Não há paz na cidade. Os dias sucedem-se incrivelmente iguais, inteiros de ódio e de vingança.
Mas vi hoje um presépio de rua, precisamente na via onde ocorreram os conflitos destes últimos dias.
Oxalá o espírito de Natal ajude à reflexão e traga a paz!
O melhor é falar dos costumes…


O Barlake

Quando os noivos pretendem casar-se, dá-se início a uma série de rituais antes mesmo de se chegar ao barlake.
Primeiramente e antes de tudo, ainda que de forma discreta, as famílias sondam-se mutuamente com o objectivo de conhecer melhor os elementos dos dois lados.
Os representantes das duas casas às quais pertencem os nubentes desdobram-se em sucessivas reuniões nas quais se discute, a preceito, tudo quanto diga respeito à saída da jovem mulher de casa dos pais, da sua “uma lisan”.
De acordo com o costume tradicional, há uma troca de bens de valor idêntico entre as duas famílias.
A escolha da noiva obedece a regras precisas, com o intuito de garantir que a riqueza se manterá na região, entre dois clãs familiares.A criação de novas relações familiares entre grupos seleccionados, consoante a classe social, económica ou política é, ainda, uma factor a considerar.
Para além dos búfalos, cavalos e cabritos, a família oferece objectos de adorno e, de entre estes, o bem mais precioso, o belak -medalhão timorense em ouro - que simboliza a beleza e o valor da mulher fica religiosamente guardado na uma lisan, a casa de família de onde a noiva vai sair. Em troca, a família do noivo receberá porcos, tais, arroz e objectos de adorno. Isto surge como corolário de uma sucessão de rituais que se seguem aos contactos informais que entretanto se fizeram antes do pedido de casamento . E esse chega em forma de mensagem.
Os mensageiros do noivo e os familiares da casa da noiva reúnem-se e saboreiam em conjunto o bua malus, uma mistura que se masca constituída de cal, areca e betel e representa o lado social do encontro, contribuindo ainda para atenuar o ambiente naturalmente cerimonioso.

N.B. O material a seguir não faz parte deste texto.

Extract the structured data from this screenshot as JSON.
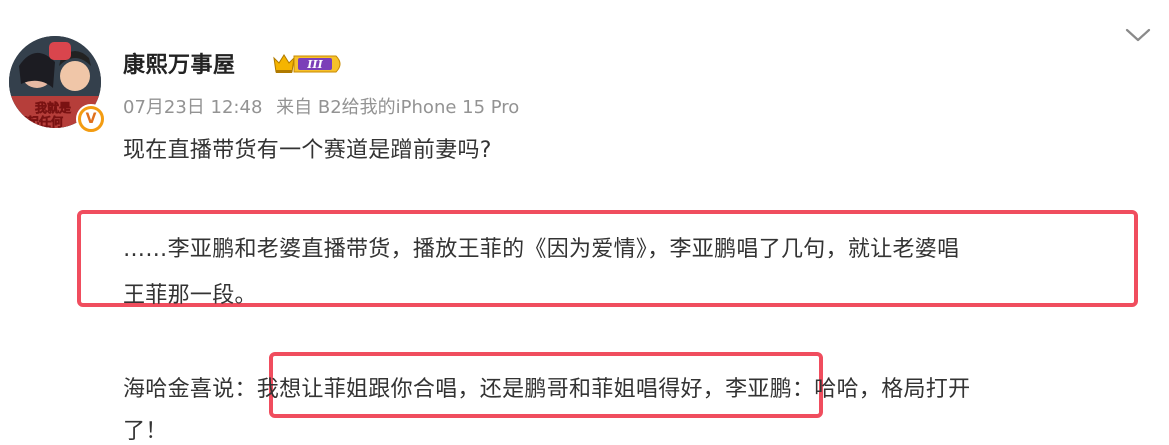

Estes encontros rodeiam-se de rigorosa preparação, num nahi biti, (estender a esteira e sentados sobre ela, conversar, negociar…) no qual tomam parte os elementos mais categorizados das duas famílias cujo objectivo é o de negociar as condições do barlake, em linguagem figurada de significado apenas entendível e conhecido pelos mais velhos e mais sábios.

A família da noiva (a quem vamos chamar Maria) denomina-se umane. O noivo (denominado Manuel) e sua família, agora ligados por novos laços familiares, serão os feto san.

Da união de Maria e Manuel surge uma nova família, que dá lugar a novo conceito parental, o “feto san umane”.

Continua amanhã


domingo, dezembro 17, 2006 

Raízes de Timor

No 1º ano do curso de Direito da Faculdade de Direito da Universidade Nacional de Timor-Lorosae, a turma é constituída por um conjunto muito curioso de trabalhadores-estudantes. O curso é ministrado ao abrigo de um acordo de cooperação com a Fundação das Universidades Portuguesas. Os nossos professores são portugueses.
No âmbito da disciplina de Introdução ao Direito, formaram-se grupos para a apresentação de trabalhos e o meu apresentou um sobre os costumes na zona de Ramelau Hun, que abrange um conjunto de regiões entre as quais Ainaro, Letefoho e Atsabe de onde são naturais, respectivamente, Henrique Corte-Real, Vítor Maia e Tomás Gonçalves que, comigo, integraram um grupo de trabalho.
Em conversa com os meus três colegas de grupo, achámos que era interessante publicar o nosso trabalho que pode contribuir para um melhor conhecimento da alma timorense. O Henrique e o Vítor acham importante que se fale das tradições pelo que elas devem tornar-se conhecidas, o Sr. Tomás Gonçalves, um respeitável aluno de sessenta anos cheio de sabedoria, entende que os mais jovens precisam de conhecer a suas raízes, que Timor não se pode perder.
Eu, que sou de uma região diferente, aprendi imenso!
Convicta, como eles, de que é preciso conhecer Timor para melhor o compreender, propus-me difundir no Timor 2006 o nosso trabalho sobre alguns dos costumes da zona do Ramelau Hun.
O trabalho é constituído por três partes. Na primeira, a introdução, na segunda “A Instituição Familiar na Organização da Sociedade”, o conceito de Feto San Umane e a sua substancia, justamente através do Barlaque, do Mate Ulun e do Toli Mate. No, fim, obviamente, as conclusões.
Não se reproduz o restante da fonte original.